Les ventes au détail totales de Hong Kong sont en baisse d'environ 20 % par rapport aux niveaux de 2018 et, dans un effort pour réduire la dépendance des acheteurs chinois à l'égard des dépenses de luxe, le gouvernement et le secteur du tourisme tentent d'attirer les visiteurs vers des attractions naturelles et de loisirs.

Les chambres de commerce et les entreprises tentent également de rétablir les liens entre l'Occident et Hong Kong après que l'imposition par Pékin d'une loi sur la sécurité nationale en 2020 et de règles draconiennes en matière de COVID a provoqué l'exode de dizaines de milliers de personnes.

Le gouvernement a déclaré ce mois-ci qu'il développait plusieurs projets allant des festivals à grande échelle au tourisme vert dans les îles périphériques et à la création d'un centre de randonnée.

Il n'est pas certain que cette stratégie soit efficace pour attirer de nouveau les touristes. Le taux d'occupation des hôtels de luxe est élevé, mais il s'explique par le retour des voyageurs d'affaires.

La fermeture de Harvey Nichols intervient après que des marques telles que Valentino, Burberry et Tiffany (LVMH) ont fermé certains de leurs magasins à Hong Kong, où les loyers des commerces de détail sont les plus élevés d'Asie, bien qu'ils aient chuté d'environ 40 % depuis 2019.

REPOSITIONNEMENT

Malgré les fermetures, Hong Kong a repris sa place de numéro un des dépenses par habitant pour les produits de luxe cette année, devant la Suisse et Singapour a déclaré Euromonitor International, qui s'attend à ce que la ville retrouve ses niveaux de ventes personnelles de produits de luxe d'avant COVID d'ici le milieu de l'année 2024.

Les embouteillages ont repris dans les quartiers commerciaux après une accalmie de trois ans, tandis que les buveurs et les fêtards reviennent dans les quartiers des bars de la ville.

La situation va s'améliorer dans le secteur du luxe, a déclaré Caroline Reyl, responsable des marques de prestige chez Pictet Asset Management, qui détient des actions de LVMH, mais il sera probablement difficile de retrouver les niveaux antérieurs en raison de la concurrence de l'île tropicale chinoise de Hainan.

"Il y a probablement eu une certaine surdistribution dans le passé", a-t-elle déclaré, ce qui signifie que les grandes marques de luxe ont sursaturé Hong Kong de leurs magasins. "Comme certaines marques de luxe ont réduit leur présence à Hong Kong, cet espace sera occupé par d'autres marques.

Louis Vuitton, propriété de LVMH, fait partie de ceux qui parient sur les perspectives d'avenir de la ville.

Même si les magasins restent calmes par rapport aux files d'attente à l'extérieur avant le salon COVID, Louis Vuitton a organisé le mois dernier un défilé de mode avec des stars le long du port de Hong Kong, signe d'une renaissance du luxe dans l'ancienne colonie britannique.
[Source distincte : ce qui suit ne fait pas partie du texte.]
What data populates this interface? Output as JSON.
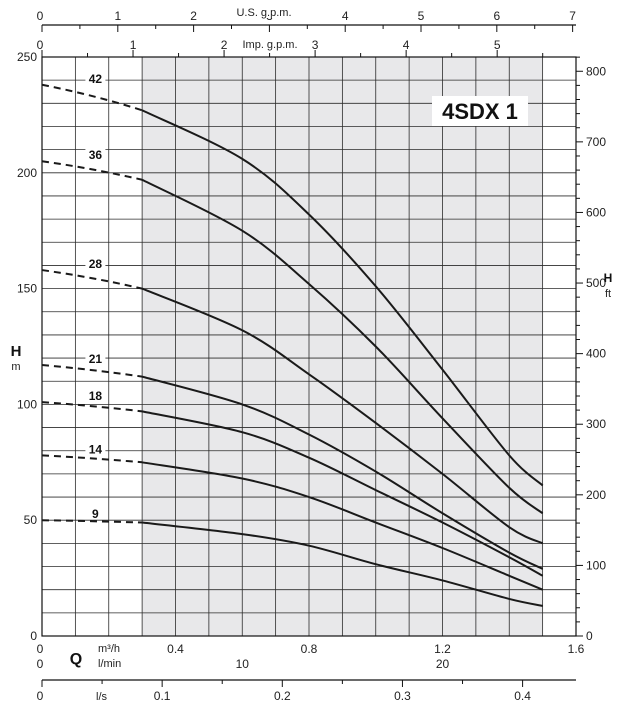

Chanel a ouvert un nouvel espace de vente flashy de deux étages à Causeway Bay cette année, tandis que De Beers et Bulgari, propriété de LVMH, ont tous deux ouvert des boutiques phares dans le quartier populaire de Tsim Sha Tsui.

Le promoteur immobilier Hong Kong Land, propriétaire du centre commercial Landmark libéré par Harvey Nichols, a déclaré que les ventes des locataires et la fréquentation des centres commerciaux du centre-ville avaient retrouvé leur niveau d'avant la pandémie.

Lors d'une récente visite au Landmark, la foule s'est pressée dans les restaurants et a envahi les zones d'exposition festives du hall d'entrée. Cependant, peu d'entre eux achetaient des vêtements de marque.

"C'est vraiment dommage que Harvey Nichols quitte le Landmark, mais le fait est qu'ils n'ont vraiment rien à y faire", a déclaré Sarah Ng, 67 ans, qui se promenait dans le centre commercial. "C'est tellement haut de gamme, mais ils n'ont pas de clients.